Because choosing an archiving system will have long-term effects, it is important to check your company's email policy to see which features you need. One major criterion is the way the system archives email. Some solutions write email messages as files to the filesystem (with a SAN or NAS), whereas others store email messages in a database.

Most systems that use databases replace attachments with pointers: If the same attachment is sent with multiple mail messages, the attachment is only stored once rather than duplicated. The same thing applies to messages with multiple recipients in the To, CC, or BCC fields. A combination of pointers and compression can save a huge amount of disk space.

With regard to disk space, you have another area of concern: Some solutions copy user email to the archive and still let users manage their "live email." In this case, the archive is simply used for auditing purposes, and the users are just as exposed to the flood of email as they would be without an archiving service. Other solutions move email into the archive and thus save each message once only on the enterprise network.

E-Discovery: Email Archiving and Auditing

An archive is not there just to keep the mail server lean and fast or to help users with email management tasks. E-discovery is typically heard in the context of email archiving, and e-discovery tools keep evidence accessible and confidential. In other words, the software indexes the stored data and then supports full-text searching.

Besides email and instant messages, e-discovery includes messages transmitted via other technologies. Some major banks go so far as to include the voice messages from VoIP phone mailboxes in their document lifecycle and use this material as documented evidence or for audit purposes.

An electronic signature for each email in the archive is not typical – this would add overhead for PKI, PKI policies, and key escrow to email archiving (see the "Key Escrow" box). Some products sign the archive on a daily basis, but this doesn't improve confidentiality unless you have a robust enterprise policy in place with respect to the keys used for this purpose.

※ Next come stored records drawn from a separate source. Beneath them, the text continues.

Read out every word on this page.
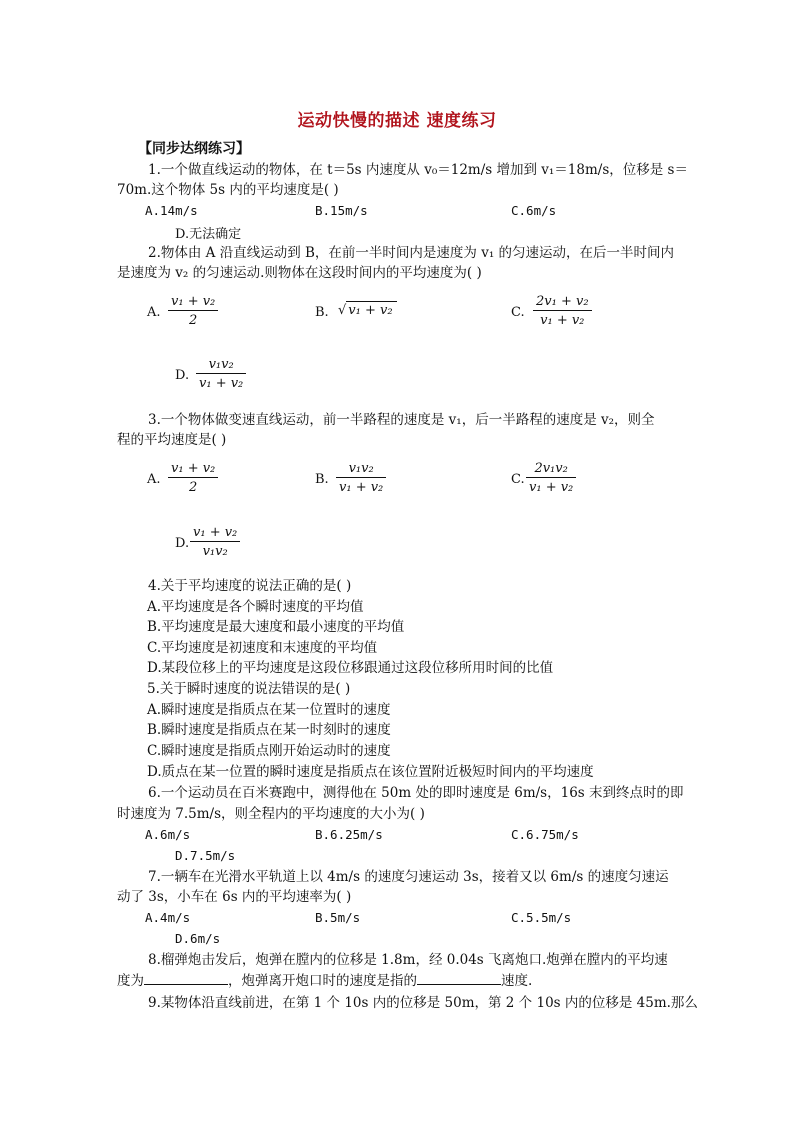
运动快慢的描述 速度练习
【同步达纲练习】
1.一个做直线运动的物体，在 t＝5s 内速度从 v₀＝12m/s 增加到 v₁＝18m/s，位移是 s＝
70m.这个物体 5s 内的平均速度是( )
A.14m/s	B.15m/s	C.6m/s
D.无法确定
2.物体由 A 沿直线运动到 B，在前一半时间内是速度为 v₁ 的匀速运动，在后一半时间内
是速度为 v₂ 的匀速运动.则物体在这段时间内的平均速度为( )
A.
v₁ + v₂
2
B. √ v₁ + v₂	C.
2v₁ + v₂
v₁ + v₂
D.
v₁v₂
v₁ + v₂
3.一个物体做变速直线运动，前一半路程的速度是 v₁，后一半路程的速度是 v₂，则全
程的平均速度是( )
A.
v₁ + v₂
2
B.
v₁v₂
v₁ + v₂
C.
2v₁v₂
v₁ + v₂
D.
v₁ + v₂
v₁v₂
4.关于平均速度的说法正确的是( )
A.平均速度是各个瞬时速度的平均值
B.平均速度是最大速度和最小速度的平均值
C.平均速度是初速度和末速度的平均值
D.某段位移上的平均速度是这段位移跟通过这段位移所用时间的比值
5.关于瞬时速度的说法错误的是( )
A.瞬时速度是指质点在某一位置时的速度
B.瞬时速度是指质点在某一时刻时的速度
C.瞬时速度是指质点刚开始运动时的速度
D.质点在某一位置的瞬时速度是指质点在该位置附近极短时间内的平均速度
6.一个运动员在百米赛跑中，测得他在 50m 处的即时速度是 6m/s，16s 末到终点时的即
时速度为 7.5m/s，则全程内的平均速度的大小为( )
A.6m/s	B.6.25m/s	C.6.75m/s
D.7.5m/s
7.一辆车在光滑水平轨道上以 4m/s 的速度匀速运动 3s，接着又以 6m/s 的速度匀速运
动了 3s，小车在 6s 内的平均速率为( )
A.4m/s	B.5m/s	C.5.5m/s
D.6m/s
8.榴弹炮击发后，炮弹在膛内的位移是 1.8m，经 0.04s 飞离炮口.炮弹在膛内的平均速
度为	，炮弹离开炮口时的速度是指的	速度.
9.某物体沿直线前进，在第 1 个 10s 内的位移是 50m，第 2 个 10s 内的位移是 45m.那么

Email – A Legacy Technology?

Although email is widespread as a communications technology, the technology itself has not developed greatly in the past eight to 10 years. Users today use email for chatting, collaboration, and exchanging documents.

Alternatives that support collaboration and communication, and add the ability to archive files or messages, are listed in Table 1. Besides the benefits stated in column three of the table, these newer tools (at least theoretically) reduce the amount of email that users need to send.

Tabelle 1: Alternative Technologies

Requirements

Technology/Product

Benefits

Informal conversations

Instant Messaging (IM)

Brief, informal conversations do not stress the mail server and inboxes

Collaboration

IM, Web EX, Zoho, Fuze, Groove, Joomla, Sharepoint, Alfresco

More dimensions to collaboration than with email (shared desktops, interactive)

Document exchange

Sharepoint portal, Alfresco

Easily indexed, managed project, spaces, full document lifecycle management

Some experts predict that this development will make email a legacy technology within the next five to 10 years. Although it is hard to say whether this will happen, after years without any major changes in the use of email, email archiving is at least an innovation that improves and facilitates the use of the medium.